A walking contradiction disguised as a person. Officially
18, pushing
21, and mentally stuck in a perpetual loading screen. Most commonly caught having his phone confiscated after playing mobile
Fortnite at 1 a.m., despite repeated warnings, alarms, and acts of mercy. When confronted,
will loudly and publicly insist: “I DON’T
GOON”, usually in crowded Chick-fil-A locations where silence was previously present.
Zaylin once declared himself Poseidon after jumping through a
single ocean wave, immediately throwing up, and yelling “I’M POSEIDON” as if this was a widely accepted origin story. Claims vegetarianism while ordering a
pizza stacked with three different meats, then acts shocked when mixing Baja
Blast, Jamba Juice, and poor life decisions results in vomiting.

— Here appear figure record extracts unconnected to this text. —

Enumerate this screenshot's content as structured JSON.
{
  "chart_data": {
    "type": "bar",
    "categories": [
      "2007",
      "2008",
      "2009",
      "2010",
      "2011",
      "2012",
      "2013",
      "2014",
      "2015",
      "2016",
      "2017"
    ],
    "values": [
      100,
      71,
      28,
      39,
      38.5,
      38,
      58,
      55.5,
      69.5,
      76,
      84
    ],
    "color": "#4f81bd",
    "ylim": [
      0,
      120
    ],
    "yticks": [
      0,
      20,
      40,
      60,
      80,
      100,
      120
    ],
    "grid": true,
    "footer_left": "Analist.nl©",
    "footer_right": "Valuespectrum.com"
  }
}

Information must be strictly gatekept from Zaylin. Plans, jokes, context, and basic explanations cannot be trusted in his hands. Considered a special case who must regularly be reminded to keep thoughts in his noggin and pay a monthly fee (financial, emotional, or contractual) to remain in any group
chat. Without supervision, Zaylin may derail conversations, misunderstand everything, and expose classified information within minutes, such as
people getting traffic tickets, as he sees it as a way to distract someone so they don't realize he is gooning.